Edwards participated in all of the receiver drills and drew large ovations for every catch, but he stayed out of contact drills. He wouldn’t guarantee he’d be in the starting lineup for the season opener Sept. 10 against the New Orleans Saints, but said he can’t see why he wouldn’t be.

“I’m not afraid to cut, plant, run,” Edward’s said. “I would have been shocked if I wouldn’t have been able to run full speed right now. My confidence level is 100 percent. I have confidence in the knee.”

Another Brown returning from a serious knee injury, Kellen Winslow II, also didn’t take many reps in contact drills but showed a little of why the Browns made him the sixth overall pick three years ago by making some leaping grabs over the middle during the position drills. Winslow doesn’t seem to have lost any of the speed that makes him such a match-up nightmare for opposing defenses.
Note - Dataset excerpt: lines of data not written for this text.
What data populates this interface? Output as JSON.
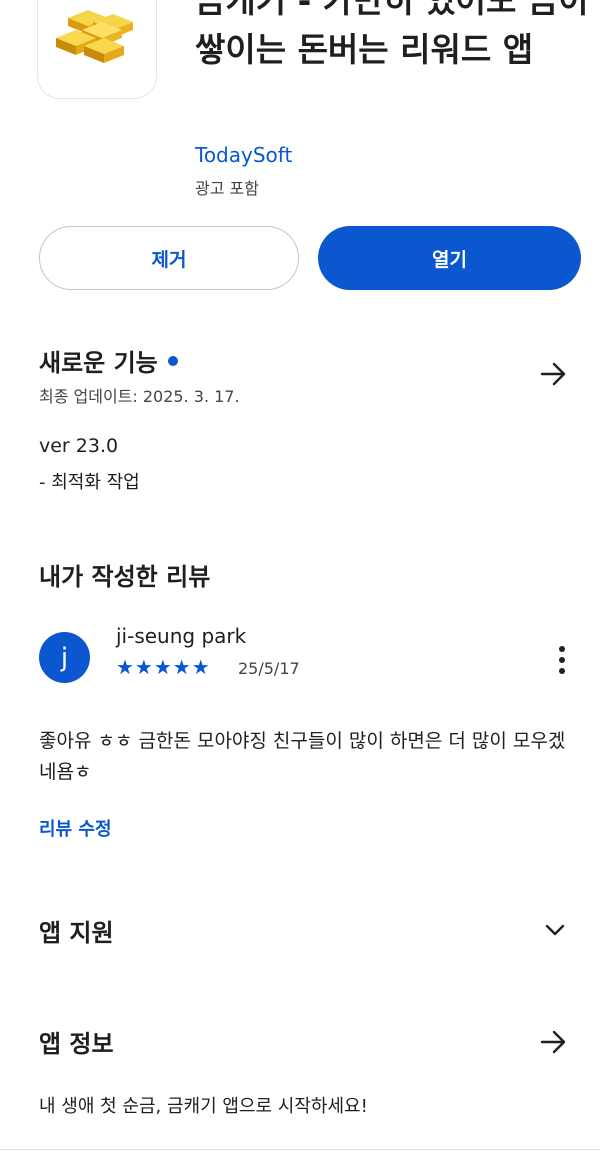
{
  "app": {
    "title": "금캐기 - 가만히 있어도 금이 쌓이는 돈버는 리워드 앱",
    "developer": "TodaySoft",
    "ads_label": "광고 포함",
    "icon": "gold-bars-icon"
  },
  "actions": {
    "remove_label": "제거",
    "open_label": "열기"
  },
  "whats_new": {
    "title": "새로운 기능",
    "updated": "최종 업데이트: 2025. 3. 17.",
    "version": "ver 23.0",
    "notes": "- 최적화 작업"
  },
  "my_review": {
    "title": "내가 작성한 리뷰",
    "avatar_letter": "j",
    "reviewer": "ji-seung park",
    "rating": 5,
    "stars": "★★★★★",
    "date": "25/5/17",
    "text": "좋아유 ㅎㅎ 금한돈 모아야징 친구들이 많이 하면은 더 많이 모우겠네욤ㅎ",
    "edit_label": "리뷰 수정"
  },
  "app_support": {
    "title": "앱 지원"
  },
  "app_info": {
    "title": "앱 정보",
    "description": "내 생애 첫 순금, 금캐기 앱으로 시작하세요!"
  },
  "colors": {
    "accent": "#0b57d0",
    "text": "#1f1f1f",
    "secondary": "#444444"
  }
}
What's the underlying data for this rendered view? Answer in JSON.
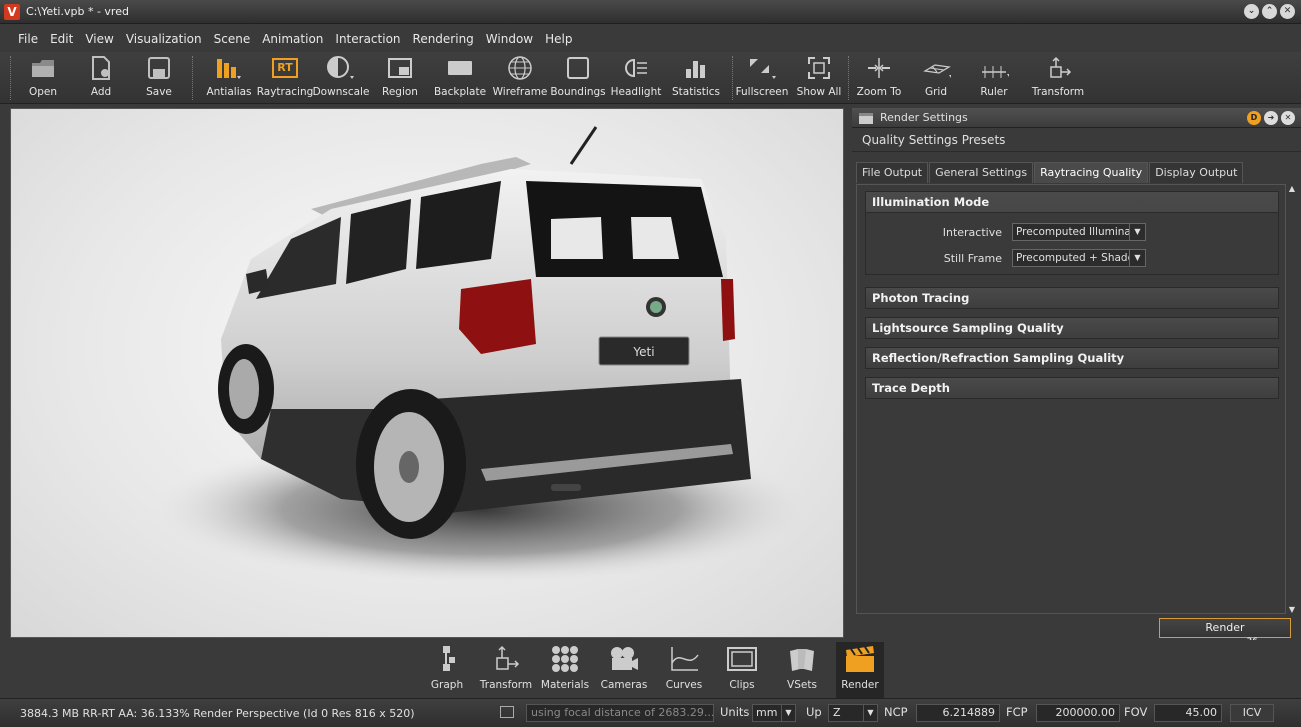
{
  "window": {
    "title": "C:\\Yeti.vpb * - vred",
    "logo": "V"
  },
  "menu": [
    "File",
    "Edit",
    "View",
    "Visualization",
    "Scene",
    "Animation",
    "Interaction",
    "Rendering",
    "Window",
    "Help"
  ],
  "toolbar": {
    "open": "Open",
    "add": "Add",
    "save": "Save",
    "antialias": "Antialias",
    "raytracing": "Raytracing",
    "raytracing_badge": "RT",
    "downscale": "Downscale",
    "region": "Region",
    "backplate": "Backplate",
    "wireframe": "Wireframe",
    "boundings": "Boundings",
    "headlight": "Headlight",
    "statistics": "Statistics",
    "fullscreen": "Fullscreen",
    "show_all": "Show All",
    "zoom_to": "Zoom To",
    "grid": "Grid",
    "ruler": "Ruler",
    "transform": "Transform"
  },
  "viewport": {
    "plate_text": "Yeti"
  },
  "render_settings": {
    "title": "Render Settings",
    "presets": "Quality Settings Presets",
    "tabs": [
      "File Output",
      "General Settings",
      "Raytracing Quality",
      "Display Output"
    ],
    "active_tab": "Raytracing Quality",
    "sections": {
      "illumination": "Illumination Mode",
      "photon": "Photon Tracing",
      "lightsource": "Lightsource Sampling Quality",
      "reflection": "Reflection/Refraction Sampling Quality",
      "trace_depth": "Trace Depth"
    },
    "interactive_label": "Interactive",
    "interactive_value": "Precomputed Illuminat",
    "still_label": "Still Frame",
    "still_value": "Precomputed + Shadc",
    "render_button": "Render",
    "render_counter": "36"
  },
  "dock": {
    "graph": "Graph",
    "transform": "Transform",
    "materials": "Materials",
    "cameras": "Cameras",
    "curves": "Curves",
    "clips": "Clips",
    "vsets": "VSets",
    "render": "Render"
  },
  "status": {
    "text": "3884.3 MB  RR-RT AA: 36.133%  Render Perspective (Id 0 Res 816 x 520)",
    "focal": "using focal distance of 2683.29...",
    "units_label": "Units",
    "units_value": "mm",
    "up_label": "Up",
    "up_value": "Z",
    "ncp_label": "NCP",
    "ncp_value": "6.214889",
    "fcp_label": "FCP",
    "fcp_value": "200000.00",
    "fov_label": "FOV",
    "fov_value": "45.00",
    "icv": "ICV"
  },
  "colors": {
    "accent": "#f0a020",
    "logo": "#d23a1f"
  }
}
Quarterback Charlie Frye looked comfortable in his first training camp as a starter and said that even though losing a guy like Bentley hurts, it’s far from the worst case scenario.

“Anytime you lose a guy like that it hurts, but you can’t sit around and mope about it, and LeCharles wouldn’t want us to do that,” he said. “I talked to him the night he got hurt, and I told him, ‘Man, I feel real bad for you, because I seen how hard you worked to get ready for this season,’ and he said, ‘Man, don’t feel bad for me. Just go out and do your thing.’ That’s his attitude. That’s our attitude.”

Frye feels he has a pretty good center in Bentley’s replacement Bob Hallen.

“He knows what’s going on. I think me and him are already getting the snaps together,” he said. “He has a good snap, and it’s just a matter of me and him getting on the same page.”

In fact, the toughest thing for Frye may be burying the hatchet between their alma-maters.

“The craziest thing with him is I never thought I’d be taking a snap from a Kent State guy,” said the Akron alum.

2006 first rounder Kamerion Wimbley took snaps with the first team defense and looked like he was handling the switch to linebacker from end pretty well, despite still lacking some coverage skills.

Although switching positions at such a high level is never going to come without its speed bumps, Wimbley can be reassured that he has veteran Willie McGinest nearby should he have any questions. The 34-year-old McGinest is the prototype for what defenses are looking for in 3-4 outside linebackers these days. He lined up as a linebacker as well as an end for the Patriots after standing out at USC and has racked up 78 career sacks. Even though observers are quick to point out the physical similarities in the two players, Wimbley said it’s much too early to start comparing the two as football players.

“I haven’t accomplished what he’s done on the field, so I don’t think there is any comparison there,” he said. “He’s been to pro-bowls. He’s been to Super Bowls. I’m just a pup in this thing so I think I have a ways to go before I can be compared to Willie McGinest on the field.”